Recognized as the poster child of the “Made in China 2025” program, Huawei is at the cutting edge of 5G, which will be rolled out across the globe in the next few years.

So far, the group has signed 40 commercial contracts and announced plans to ship more than 100,000 base stations to run the super-fast networks, despite pressure from Washington.

At the same time, critics of Huawei have pointed out that its technology will act as a backdoor for cyber-snooping by Beijing, an allegation which has been vehemently denied.

“In today’s world, all manner of once garden-variety government and commercial decisions, like Huawei, are taking place in a kind of clash-of-civilizations cauldron, pitting China against the West,” Richard McGregor, a senior fellow at the Lowy Institute, an independent think tank based in Sydney, said.

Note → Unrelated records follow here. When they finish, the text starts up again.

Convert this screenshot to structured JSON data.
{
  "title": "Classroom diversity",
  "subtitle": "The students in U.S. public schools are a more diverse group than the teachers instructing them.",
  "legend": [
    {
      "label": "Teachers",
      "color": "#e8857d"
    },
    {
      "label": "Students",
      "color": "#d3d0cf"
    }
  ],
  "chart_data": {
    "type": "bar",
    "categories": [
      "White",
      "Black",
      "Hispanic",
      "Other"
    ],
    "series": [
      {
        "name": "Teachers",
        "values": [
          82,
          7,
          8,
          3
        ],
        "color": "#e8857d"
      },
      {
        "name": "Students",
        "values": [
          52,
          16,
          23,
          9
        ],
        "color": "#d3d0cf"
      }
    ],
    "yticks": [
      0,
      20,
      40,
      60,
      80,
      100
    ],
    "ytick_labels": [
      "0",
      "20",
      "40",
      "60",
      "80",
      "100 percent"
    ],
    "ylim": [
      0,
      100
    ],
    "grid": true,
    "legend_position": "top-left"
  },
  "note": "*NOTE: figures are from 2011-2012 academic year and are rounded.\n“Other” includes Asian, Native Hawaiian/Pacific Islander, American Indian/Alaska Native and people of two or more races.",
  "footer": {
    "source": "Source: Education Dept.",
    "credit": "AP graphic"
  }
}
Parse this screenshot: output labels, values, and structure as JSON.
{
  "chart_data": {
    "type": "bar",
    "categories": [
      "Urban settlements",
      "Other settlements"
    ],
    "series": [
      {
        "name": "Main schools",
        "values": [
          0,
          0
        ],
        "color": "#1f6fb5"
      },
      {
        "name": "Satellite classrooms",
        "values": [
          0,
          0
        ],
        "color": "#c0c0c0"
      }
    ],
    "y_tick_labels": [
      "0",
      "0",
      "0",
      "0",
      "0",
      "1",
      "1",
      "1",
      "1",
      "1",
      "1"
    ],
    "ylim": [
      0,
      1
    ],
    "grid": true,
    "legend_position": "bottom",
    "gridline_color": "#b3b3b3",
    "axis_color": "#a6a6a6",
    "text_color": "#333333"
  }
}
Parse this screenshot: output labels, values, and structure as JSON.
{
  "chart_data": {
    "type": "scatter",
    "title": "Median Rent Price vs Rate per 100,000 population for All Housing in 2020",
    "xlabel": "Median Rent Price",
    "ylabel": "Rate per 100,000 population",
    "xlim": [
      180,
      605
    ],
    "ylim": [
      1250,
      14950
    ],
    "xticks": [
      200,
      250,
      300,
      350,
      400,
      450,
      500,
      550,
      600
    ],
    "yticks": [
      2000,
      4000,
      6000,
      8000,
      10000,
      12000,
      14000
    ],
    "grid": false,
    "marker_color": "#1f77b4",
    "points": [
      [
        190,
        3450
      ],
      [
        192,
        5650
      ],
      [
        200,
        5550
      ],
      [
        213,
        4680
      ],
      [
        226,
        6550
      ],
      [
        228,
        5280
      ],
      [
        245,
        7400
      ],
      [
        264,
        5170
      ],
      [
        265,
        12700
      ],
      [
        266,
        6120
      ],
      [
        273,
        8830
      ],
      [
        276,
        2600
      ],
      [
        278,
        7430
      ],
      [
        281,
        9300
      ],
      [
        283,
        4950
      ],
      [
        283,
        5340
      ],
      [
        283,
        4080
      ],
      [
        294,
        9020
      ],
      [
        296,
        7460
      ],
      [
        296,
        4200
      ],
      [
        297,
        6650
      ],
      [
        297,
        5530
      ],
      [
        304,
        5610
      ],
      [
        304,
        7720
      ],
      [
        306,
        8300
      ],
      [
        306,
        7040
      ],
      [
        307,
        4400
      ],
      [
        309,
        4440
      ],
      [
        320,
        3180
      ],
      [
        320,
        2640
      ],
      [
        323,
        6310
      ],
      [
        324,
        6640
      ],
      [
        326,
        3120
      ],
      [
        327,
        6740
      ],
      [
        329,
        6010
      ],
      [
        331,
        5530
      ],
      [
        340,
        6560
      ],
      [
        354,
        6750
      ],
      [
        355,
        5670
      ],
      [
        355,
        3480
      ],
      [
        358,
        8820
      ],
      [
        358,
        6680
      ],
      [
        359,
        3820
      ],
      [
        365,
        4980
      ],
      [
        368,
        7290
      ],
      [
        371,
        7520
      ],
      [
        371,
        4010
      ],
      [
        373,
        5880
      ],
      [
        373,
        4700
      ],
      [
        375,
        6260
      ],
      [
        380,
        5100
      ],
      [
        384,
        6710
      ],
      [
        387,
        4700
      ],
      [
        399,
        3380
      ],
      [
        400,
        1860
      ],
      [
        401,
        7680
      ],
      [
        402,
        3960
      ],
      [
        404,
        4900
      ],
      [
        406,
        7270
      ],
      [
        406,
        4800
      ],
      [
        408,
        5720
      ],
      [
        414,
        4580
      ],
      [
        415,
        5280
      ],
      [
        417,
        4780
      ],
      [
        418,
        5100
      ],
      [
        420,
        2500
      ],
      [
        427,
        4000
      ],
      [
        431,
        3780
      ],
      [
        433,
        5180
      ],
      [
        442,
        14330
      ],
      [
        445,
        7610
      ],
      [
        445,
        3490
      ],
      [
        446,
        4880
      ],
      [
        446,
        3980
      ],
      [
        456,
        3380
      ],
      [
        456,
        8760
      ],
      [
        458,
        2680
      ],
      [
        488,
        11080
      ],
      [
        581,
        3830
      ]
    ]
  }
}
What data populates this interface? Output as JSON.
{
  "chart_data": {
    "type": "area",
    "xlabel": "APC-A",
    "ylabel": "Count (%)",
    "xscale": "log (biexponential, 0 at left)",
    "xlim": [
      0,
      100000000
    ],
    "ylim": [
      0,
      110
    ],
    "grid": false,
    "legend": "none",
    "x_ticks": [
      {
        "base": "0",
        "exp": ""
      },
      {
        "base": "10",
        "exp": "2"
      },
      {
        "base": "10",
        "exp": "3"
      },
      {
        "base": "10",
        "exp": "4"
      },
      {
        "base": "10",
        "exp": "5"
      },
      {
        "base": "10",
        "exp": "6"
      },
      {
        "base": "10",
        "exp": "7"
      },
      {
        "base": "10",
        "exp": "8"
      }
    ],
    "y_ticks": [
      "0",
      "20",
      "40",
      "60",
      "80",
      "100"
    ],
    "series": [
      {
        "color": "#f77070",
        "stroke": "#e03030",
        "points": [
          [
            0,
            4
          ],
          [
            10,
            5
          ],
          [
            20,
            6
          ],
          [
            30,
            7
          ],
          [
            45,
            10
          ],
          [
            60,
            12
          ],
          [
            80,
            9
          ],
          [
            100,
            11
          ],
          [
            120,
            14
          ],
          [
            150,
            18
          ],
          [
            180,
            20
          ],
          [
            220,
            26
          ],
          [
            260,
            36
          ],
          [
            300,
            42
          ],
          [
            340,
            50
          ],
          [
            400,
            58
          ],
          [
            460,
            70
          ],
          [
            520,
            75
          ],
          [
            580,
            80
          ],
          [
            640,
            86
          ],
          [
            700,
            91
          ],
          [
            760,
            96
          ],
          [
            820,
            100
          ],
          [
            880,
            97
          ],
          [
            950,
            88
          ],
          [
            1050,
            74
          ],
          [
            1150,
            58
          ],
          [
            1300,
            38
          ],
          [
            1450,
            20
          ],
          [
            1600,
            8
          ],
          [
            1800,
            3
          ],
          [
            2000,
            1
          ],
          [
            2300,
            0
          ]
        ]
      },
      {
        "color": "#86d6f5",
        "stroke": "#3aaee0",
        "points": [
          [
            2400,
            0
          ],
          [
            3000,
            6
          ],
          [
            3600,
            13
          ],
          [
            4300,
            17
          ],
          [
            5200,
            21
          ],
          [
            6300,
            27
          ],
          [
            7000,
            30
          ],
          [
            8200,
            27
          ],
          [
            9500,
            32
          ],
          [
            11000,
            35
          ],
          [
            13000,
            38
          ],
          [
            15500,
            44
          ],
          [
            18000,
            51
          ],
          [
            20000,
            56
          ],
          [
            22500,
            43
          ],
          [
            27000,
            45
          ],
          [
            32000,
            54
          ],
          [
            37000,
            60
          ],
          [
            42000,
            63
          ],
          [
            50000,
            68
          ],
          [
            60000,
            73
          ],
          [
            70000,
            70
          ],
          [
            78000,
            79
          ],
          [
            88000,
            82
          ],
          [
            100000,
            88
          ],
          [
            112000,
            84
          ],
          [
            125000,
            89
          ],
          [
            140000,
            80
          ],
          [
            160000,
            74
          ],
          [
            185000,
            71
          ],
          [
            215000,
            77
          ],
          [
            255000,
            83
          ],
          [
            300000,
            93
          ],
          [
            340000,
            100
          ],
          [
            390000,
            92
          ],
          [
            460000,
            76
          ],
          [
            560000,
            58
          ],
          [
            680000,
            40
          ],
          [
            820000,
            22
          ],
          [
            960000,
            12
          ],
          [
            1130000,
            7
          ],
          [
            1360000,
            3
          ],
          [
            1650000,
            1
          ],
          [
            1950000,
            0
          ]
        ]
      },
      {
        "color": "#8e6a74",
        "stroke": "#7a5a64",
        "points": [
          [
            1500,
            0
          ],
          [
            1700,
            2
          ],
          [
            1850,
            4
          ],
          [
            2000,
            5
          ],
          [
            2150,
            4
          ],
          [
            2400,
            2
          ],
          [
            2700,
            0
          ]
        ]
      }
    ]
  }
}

“Huawei, for example, is perhaps China’s most successful private multinational, nurtured initially with state support and protection but which over time [has] developed into an advanced company with [a] global reach.”

5G infrastructure

Major European countries, such as Germany, France and the United Kingdom, are likely to include the Chinese juggernaut in their 5G infrastructure plans.

Still, the rumors persist. Last month, The Times newspaper in the UK reported that the Central Intelligence Agency, or CIA, had told spy chiefs that Huawei had “received funding from branches of Beijing’s state security apparatus.”

“American intelligence shown to Britain says that Huawei has taken money from the People’s Liberation Army, China’s National Security Commission and a third branch of the Chinese state intelligence network, according to a UK source,” The Times added.

Again, the company has denied these claims, so has Beijing.

Yet to illustrate how relations between China and the US have descended into verbal hysteria, one should look no further than the bellicose Global Times.

In a pugnacious editorial, the English-language tabloid run by the official newspaper of the Communist Party, the People’s Daily, said this week:

“Huawei may undergo a period of difficulties and its American suppliers will also suffer losses. The difference is that as long as Huawei makes efforts and Chinese society offers the company strong support, Huawei will have a new start to become stronger, while those American suppliers will likely see continuous business contraction.

“Stopping the supply to Huawei means they are irreversibly losing the China market. The China-US trade war has caused losses on both sides. The pain inflicted on China is temporary. But what the US has to face is growing long-term pain. The so-called decoupling with China is very likely the real beginning of US decline.”

Oh, and you can find that rant on Google, unlike the one billion Chinese people glued to their smartphones.